The cast was part of the launch of the 2010 Commonwealth Games’ official theme song, Jiyo Utho Bado Jeeto by composer A R Rahman, and later the 2010 Commonwealth Games opening ceremony.

In June 2013, the musical completed over 1000 successful shows at Nautanki Mahal, Gurgaon.

==Cast==
- Zangoora - Hussain Kuwajerwala/Vishay Singh / Rachit Bahal / Pankaj Sharma / Md.
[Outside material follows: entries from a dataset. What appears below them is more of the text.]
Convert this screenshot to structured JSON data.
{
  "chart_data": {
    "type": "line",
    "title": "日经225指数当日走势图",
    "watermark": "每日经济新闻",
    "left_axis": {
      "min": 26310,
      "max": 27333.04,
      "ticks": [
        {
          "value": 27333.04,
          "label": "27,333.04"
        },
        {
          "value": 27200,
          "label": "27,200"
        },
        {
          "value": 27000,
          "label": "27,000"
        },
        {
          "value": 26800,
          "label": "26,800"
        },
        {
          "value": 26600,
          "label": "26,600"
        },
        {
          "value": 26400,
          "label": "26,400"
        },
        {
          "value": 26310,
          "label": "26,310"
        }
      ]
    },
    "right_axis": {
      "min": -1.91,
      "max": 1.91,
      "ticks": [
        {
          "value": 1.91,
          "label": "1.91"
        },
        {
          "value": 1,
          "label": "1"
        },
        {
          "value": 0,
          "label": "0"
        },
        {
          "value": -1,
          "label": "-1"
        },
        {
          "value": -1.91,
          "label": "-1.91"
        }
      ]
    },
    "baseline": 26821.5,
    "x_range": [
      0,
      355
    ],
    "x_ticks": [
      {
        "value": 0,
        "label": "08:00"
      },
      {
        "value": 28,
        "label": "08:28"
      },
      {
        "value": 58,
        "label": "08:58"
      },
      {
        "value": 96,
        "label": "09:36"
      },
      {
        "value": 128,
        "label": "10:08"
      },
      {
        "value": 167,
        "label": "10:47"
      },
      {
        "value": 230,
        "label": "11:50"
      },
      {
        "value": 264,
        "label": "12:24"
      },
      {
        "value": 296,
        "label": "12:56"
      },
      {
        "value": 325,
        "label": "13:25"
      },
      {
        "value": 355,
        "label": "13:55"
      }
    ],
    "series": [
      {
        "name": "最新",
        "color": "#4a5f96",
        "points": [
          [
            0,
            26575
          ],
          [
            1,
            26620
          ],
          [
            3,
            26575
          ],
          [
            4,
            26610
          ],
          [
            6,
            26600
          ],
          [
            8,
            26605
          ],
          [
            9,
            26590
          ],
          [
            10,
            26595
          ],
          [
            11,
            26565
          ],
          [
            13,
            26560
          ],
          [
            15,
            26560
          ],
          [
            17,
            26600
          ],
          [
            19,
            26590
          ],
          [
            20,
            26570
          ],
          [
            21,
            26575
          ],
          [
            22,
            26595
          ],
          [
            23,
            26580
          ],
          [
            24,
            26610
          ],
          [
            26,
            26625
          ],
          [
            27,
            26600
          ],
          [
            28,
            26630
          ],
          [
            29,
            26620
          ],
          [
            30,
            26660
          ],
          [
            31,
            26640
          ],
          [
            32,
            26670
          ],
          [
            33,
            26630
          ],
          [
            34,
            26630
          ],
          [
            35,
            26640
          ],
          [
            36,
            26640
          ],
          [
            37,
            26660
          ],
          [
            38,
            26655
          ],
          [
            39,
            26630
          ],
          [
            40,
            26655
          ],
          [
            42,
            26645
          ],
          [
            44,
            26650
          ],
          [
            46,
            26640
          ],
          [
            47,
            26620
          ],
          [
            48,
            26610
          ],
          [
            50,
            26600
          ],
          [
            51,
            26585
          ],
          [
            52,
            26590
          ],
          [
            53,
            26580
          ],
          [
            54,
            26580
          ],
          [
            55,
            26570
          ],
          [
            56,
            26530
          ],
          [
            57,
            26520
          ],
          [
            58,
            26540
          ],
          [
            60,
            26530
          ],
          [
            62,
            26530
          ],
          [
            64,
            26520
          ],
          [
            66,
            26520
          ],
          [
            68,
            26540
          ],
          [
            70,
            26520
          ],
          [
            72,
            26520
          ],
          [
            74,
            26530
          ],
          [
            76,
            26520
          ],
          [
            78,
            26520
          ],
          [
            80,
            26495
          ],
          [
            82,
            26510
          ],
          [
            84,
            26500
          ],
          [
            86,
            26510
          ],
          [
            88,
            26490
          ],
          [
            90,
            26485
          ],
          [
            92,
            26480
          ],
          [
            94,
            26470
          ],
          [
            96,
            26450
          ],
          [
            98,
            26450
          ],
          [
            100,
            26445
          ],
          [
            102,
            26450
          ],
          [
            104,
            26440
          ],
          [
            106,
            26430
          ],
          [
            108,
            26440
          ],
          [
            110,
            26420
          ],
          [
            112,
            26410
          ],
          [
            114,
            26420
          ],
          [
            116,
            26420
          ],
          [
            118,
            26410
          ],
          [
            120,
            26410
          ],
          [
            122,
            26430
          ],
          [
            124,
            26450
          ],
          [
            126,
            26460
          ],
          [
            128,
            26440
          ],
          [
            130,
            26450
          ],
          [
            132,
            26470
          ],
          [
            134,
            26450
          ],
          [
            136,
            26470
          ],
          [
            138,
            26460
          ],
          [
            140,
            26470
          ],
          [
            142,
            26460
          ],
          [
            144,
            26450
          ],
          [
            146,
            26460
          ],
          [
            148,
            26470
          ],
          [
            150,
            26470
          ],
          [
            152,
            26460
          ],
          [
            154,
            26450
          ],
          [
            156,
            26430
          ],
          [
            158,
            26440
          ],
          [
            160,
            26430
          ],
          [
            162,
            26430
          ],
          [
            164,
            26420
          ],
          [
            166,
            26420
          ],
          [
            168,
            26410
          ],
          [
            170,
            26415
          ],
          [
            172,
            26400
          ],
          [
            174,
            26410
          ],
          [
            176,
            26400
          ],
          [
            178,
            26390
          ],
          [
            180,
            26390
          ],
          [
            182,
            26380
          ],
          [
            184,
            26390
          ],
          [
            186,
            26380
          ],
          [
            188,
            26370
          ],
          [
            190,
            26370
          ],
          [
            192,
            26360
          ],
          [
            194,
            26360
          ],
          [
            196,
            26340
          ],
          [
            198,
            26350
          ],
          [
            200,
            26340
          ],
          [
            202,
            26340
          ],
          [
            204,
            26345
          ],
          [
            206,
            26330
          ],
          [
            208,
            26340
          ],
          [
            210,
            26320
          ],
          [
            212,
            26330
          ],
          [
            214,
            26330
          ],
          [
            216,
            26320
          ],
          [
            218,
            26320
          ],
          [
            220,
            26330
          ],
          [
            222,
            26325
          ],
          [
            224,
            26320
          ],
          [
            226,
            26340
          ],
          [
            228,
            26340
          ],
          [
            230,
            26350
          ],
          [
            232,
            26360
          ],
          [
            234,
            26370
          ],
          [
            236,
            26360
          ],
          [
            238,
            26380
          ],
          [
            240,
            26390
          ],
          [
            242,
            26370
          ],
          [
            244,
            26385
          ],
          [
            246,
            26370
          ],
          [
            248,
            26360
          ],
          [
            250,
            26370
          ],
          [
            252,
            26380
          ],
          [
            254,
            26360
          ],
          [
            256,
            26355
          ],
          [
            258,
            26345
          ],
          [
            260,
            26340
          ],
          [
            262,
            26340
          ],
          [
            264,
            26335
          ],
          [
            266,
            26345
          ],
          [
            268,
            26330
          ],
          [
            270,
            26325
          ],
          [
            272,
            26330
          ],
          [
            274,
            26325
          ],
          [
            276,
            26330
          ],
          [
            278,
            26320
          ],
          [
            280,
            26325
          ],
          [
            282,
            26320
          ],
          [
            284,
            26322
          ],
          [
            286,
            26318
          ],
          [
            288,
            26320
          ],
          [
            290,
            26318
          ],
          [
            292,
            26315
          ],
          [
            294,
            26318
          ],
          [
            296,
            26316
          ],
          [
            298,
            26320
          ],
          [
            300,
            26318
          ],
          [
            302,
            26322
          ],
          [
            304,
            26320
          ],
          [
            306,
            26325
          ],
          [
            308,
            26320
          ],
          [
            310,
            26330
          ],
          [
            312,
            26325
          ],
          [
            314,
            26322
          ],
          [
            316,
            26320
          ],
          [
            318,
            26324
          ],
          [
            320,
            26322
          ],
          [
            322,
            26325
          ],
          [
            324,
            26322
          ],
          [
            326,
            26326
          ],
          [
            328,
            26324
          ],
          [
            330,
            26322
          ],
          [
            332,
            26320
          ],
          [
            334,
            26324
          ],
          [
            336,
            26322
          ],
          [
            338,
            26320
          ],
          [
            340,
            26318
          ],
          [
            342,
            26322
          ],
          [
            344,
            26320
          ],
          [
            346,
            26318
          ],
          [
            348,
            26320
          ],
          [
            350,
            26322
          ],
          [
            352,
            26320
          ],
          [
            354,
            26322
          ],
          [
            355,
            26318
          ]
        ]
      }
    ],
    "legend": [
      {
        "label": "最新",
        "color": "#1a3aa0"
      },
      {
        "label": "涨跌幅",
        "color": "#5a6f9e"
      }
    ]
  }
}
Shahidur
- Lachi - Gauahar Khan/Annukampa Harsh/Rachaittri Gupta
- Sonali - Kashmira Irani/Rea Krishna/Sukhmani Lamba/Suparna Moitra/Karamjeet Madonna
- Sanga - Sushil Kumar
- Zorawar - Sadanand Patil/Nitin Goel
- Daulatrai - Sanjeev Ahuja / srikant
- Todarmal - Manoj Rajput / sushil Sharma
- Chambuti - Padamshree C R / Nidhi Mishra
- Jaalpa- / Hema Bisht / Nidhi Mishra
- Manglu - Arjun Fauzdar

==Crew==
- Story & Screenplay: Javed Akhtar
- Music: Shankar–Ehsaan–Loy
- Choreography: Shiamak Davar & Glen D'Mello
- Costumes: Neeta Lulla
- Art Direction & Production Design: Omung Kumar, Vanita Kumar
- Dialogues: Anindita Menon
- Background Score: Nikhil Koparde

==Music==
The soundtrack of the musical has been composed by Bollywood composing trio, Shankar–Ehsaan–Loy. Apart from special songs, the musical also included 20 hit Bollywood songs like "Pehla Nasha Pehla Khumar" (Jo Jeeta Wohi Sikandar), "Baware Baware" (Luck by Chance), "Choli Ke Peeche Kya Hai" (Khalnayak) and "Mehbooba Mehbooba" (Sholay).